México no es un país pobre y sin embargo hay pobreza.
Esa perversión no es consecuencia de presupuestos excesivos asignados a Cultura, acabáramos. Es por la corrupción y por el gran negocio que representa la pobreza para empresas y gobiernos. Sí, también para el actual: los estados con mayor índice de pobreza reciben partidas especiales inmensas y son también los estados con mayor desviación de recursos; los pactos políticos con las élites empresariales garantizan la usura vergonzosa, una rentabilísima estrategia para lucrar con los pobres: las tarjetas de apoyos, los créditos a tasas de interés inhumanas, el aseguramiento de una plataforma de votos sometida y dependiente de su “mesada”.
La pobreza es rentable porque financia industrias, sectores, y fortunas inimaginables.
La pobreza es rentable porque proporciona millones de votos.
Al pan pan y al vino vino. Y las chingaderas, chingaderas.
Con su perdón y sin él pero es que estoy furiosa.
Que en las partidas presupuestarias para Cultura también hay corrupción, no lo dudo; lo que toca es el camino largo de trabajo difícil para limpiarlas, no pensar en desaparecerlas. Toda corrupción enferma, toda corrupción es parte del cáncer, en eso no regateo; pero insisto, hay que transparentar y limpiar, no demoler lo construido.
Ya casi me voy.
Nomás les dejo este fragmento brillante que no me canso de leer y citar.

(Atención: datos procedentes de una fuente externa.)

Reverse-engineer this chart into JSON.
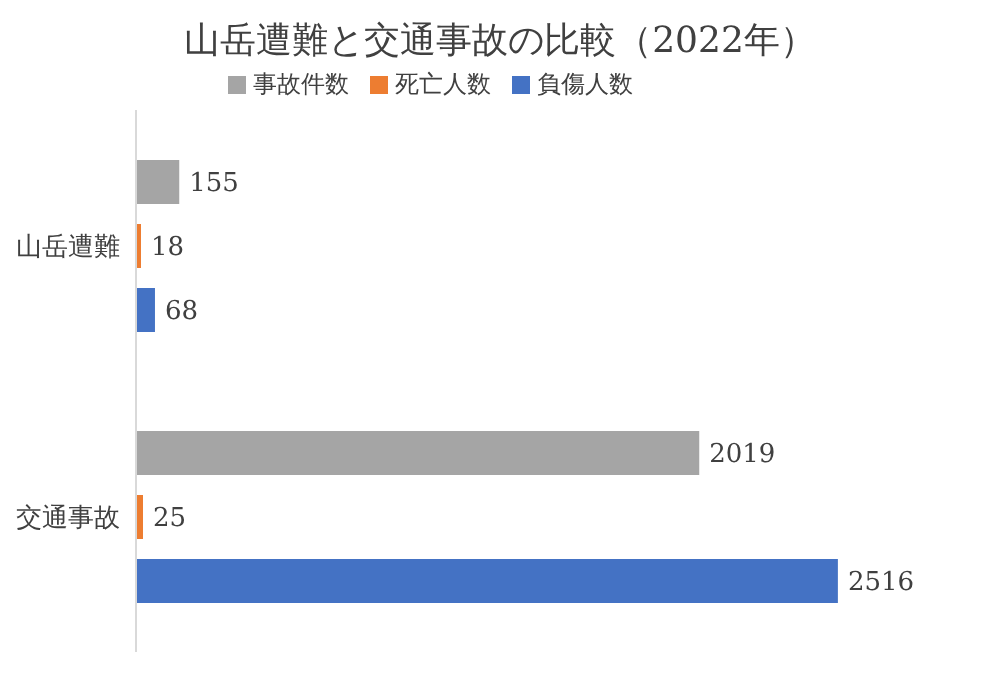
{
  "chart_data": {
    "type": "bar",
    "orientation": "horizontal",
    "title": "山岳遭難と交通事故の比較（2022年）",
    "categories": [
      "山岳遭難",
      "交通事故"
    ],
    "series": [
      {
        "name": "事故件数",
        "color": "#a5a5a5",
        "values": [
          155,
          2019
        ]
      },
      {
        "name": "死亡人数",
        "color": "#ed7d31",
        "values": [
          18,
          25
        ]
      },
      {
        "name": "負傷人数",
        "color": "#4472c4",
        "values": [
          68,
          2516
        ]
      }
    ],
    "data_labels": true,
    "legend": "top",
    "grid": false
  }
}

Del psicólogo y sociólogo Pablo Fernández Christlieb que describe perfectamente a la calamidad de funcionarios que sólo van cambiando el color de la estafeta pero que resultan todos de la misma estirpe.
“Solían ser buenos muchachos: en los sesenta eran hipiosos; en los setenta, concientizados; en los ochenta, ecologistas; y en los noventa, democráticos. Ahora ya son cancilleres, funcionarios, mandos medios o dueños de su restaurante, vestidos casual, con buen verbo y culturita, como si les hubiera ido bien aunque no quisieran, y como si se hubieran decrepitado pronto, como a los treinta años.
Venían con buena educación, buena familia, buenos principios, buen corazón pero un día cayeron en las garras del triunfo; tenían todas las inteligencias; la técnica, la emocional, la práctica, menos una: la inteligencia moral”.